Click on a thumbnail to see the full-size image
Ford 2.0L engines are prone to valve seat failures. Aftermarket fix for these problems?
Okay, so Ford 2.0L engines are prone to valve seat failures. Isn’t there an aftermarket fix for these problems?
The article in the September issue of Engine Builder on rebuilding the Ford 2.0L SOHC engines struck a nerve with some people, who recalled an AERA Technical Bulletin covering valve seat breakage on 1997-2001 Ford 2.0L VIN P engines. Damage typically occurs originally at the number one cylinder intake seat. This information was published last September in our magazine.
Repeat engine failure has been reported shortly after starting repaired engines that had previously failed due to valve seat breakage in this area. Subsequent engine failures have been caused by debris that was left in either the intake or exhaust manifold. The debris included particles of valve seats, pistons and rings from the original failure.

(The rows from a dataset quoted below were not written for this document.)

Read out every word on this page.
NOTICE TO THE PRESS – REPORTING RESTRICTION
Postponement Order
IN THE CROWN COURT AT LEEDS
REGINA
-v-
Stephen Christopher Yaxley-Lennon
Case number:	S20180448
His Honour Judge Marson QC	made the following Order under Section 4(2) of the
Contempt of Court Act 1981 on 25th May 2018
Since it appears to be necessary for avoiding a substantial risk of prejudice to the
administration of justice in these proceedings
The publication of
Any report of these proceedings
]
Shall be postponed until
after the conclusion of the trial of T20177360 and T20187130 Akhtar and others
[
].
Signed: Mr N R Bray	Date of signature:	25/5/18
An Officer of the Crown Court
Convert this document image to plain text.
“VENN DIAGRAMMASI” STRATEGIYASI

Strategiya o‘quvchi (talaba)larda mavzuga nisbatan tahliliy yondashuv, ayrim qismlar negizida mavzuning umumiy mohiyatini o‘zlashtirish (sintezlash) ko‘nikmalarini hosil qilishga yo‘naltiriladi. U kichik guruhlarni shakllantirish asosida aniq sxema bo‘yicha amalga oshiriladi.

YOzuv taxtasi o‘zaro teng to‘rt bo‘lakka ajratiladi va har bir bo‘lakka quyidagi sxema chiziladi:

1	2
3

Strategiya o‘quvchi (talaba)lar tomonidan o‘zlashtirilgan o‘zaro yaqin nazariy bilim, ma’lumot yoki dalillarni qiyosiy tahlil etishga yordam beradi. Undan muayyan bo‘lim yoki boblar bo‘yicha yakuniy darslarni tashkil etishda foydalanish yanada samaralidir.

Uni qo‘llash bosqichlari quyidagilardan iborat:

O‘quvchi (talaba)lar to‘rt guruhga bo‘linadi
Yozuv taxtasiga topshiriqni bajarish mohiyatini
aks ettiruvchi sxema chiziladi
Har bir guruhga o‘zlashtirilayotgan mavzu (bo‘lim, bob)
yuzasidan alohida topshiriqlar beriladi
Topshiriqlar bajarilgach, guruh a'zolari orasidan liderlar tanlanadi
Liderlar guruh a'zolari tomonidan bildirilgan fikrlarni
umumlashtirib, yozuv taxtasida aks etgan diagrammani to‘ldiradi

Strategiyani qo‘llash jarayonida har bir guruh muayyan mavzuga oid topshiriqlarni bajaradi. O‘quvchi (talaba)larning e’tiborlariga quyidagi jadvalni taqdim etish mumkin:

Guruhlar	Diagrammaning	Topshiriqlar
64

Whenever a cylinder head is serviced it is common procedure for the technician to just move the intake and exhaust manifolds back to provide just enough room to get the cylinder head off of the engine. This procedure does not allow thorough cleaning of either manifold. When a valve seat comes out of its counter-bore and shatters into many pieces, normal air turbulence may cause pieces from the valve seat to enter either the intake or exhaust manifolds. The cylinder head for this engine originally used powder metal valve seats with an approximate depth of .286˝ (7.264 mm) that, when shattered, results in many pieces/debris.
For the reasons outlined above, it is necessary to remove both manifolds from the engine compartment and clean them. Failure to clean out the intake and exhaust manifolds may cause a repeat engine failure.
One manufacturer of aftermarket powder metal valve seat inserts has found that using different seat materials, processes and designs in order to improve seat retention in the cylinder head as well as a patented additional tempering process can eliminate the brittleness commonly found in PM valve seats (intake p/n 31909; exhaust p/n
31910). These seats also have additional seat depth and a reduced leading edge chamfer, features that provide increased seat-to-cylinder head contact area for better heat transfer. Inadequate heat transfer is thought to be a factor in OEM seat failures.
Once new seat inserts have been installed, they should be machined as shown in Figures 1-2, at 45° with a .069˝-.091˝ (1.75-2.32 mm) width and a maximum seat run-out of .0025˝ (.064 mm).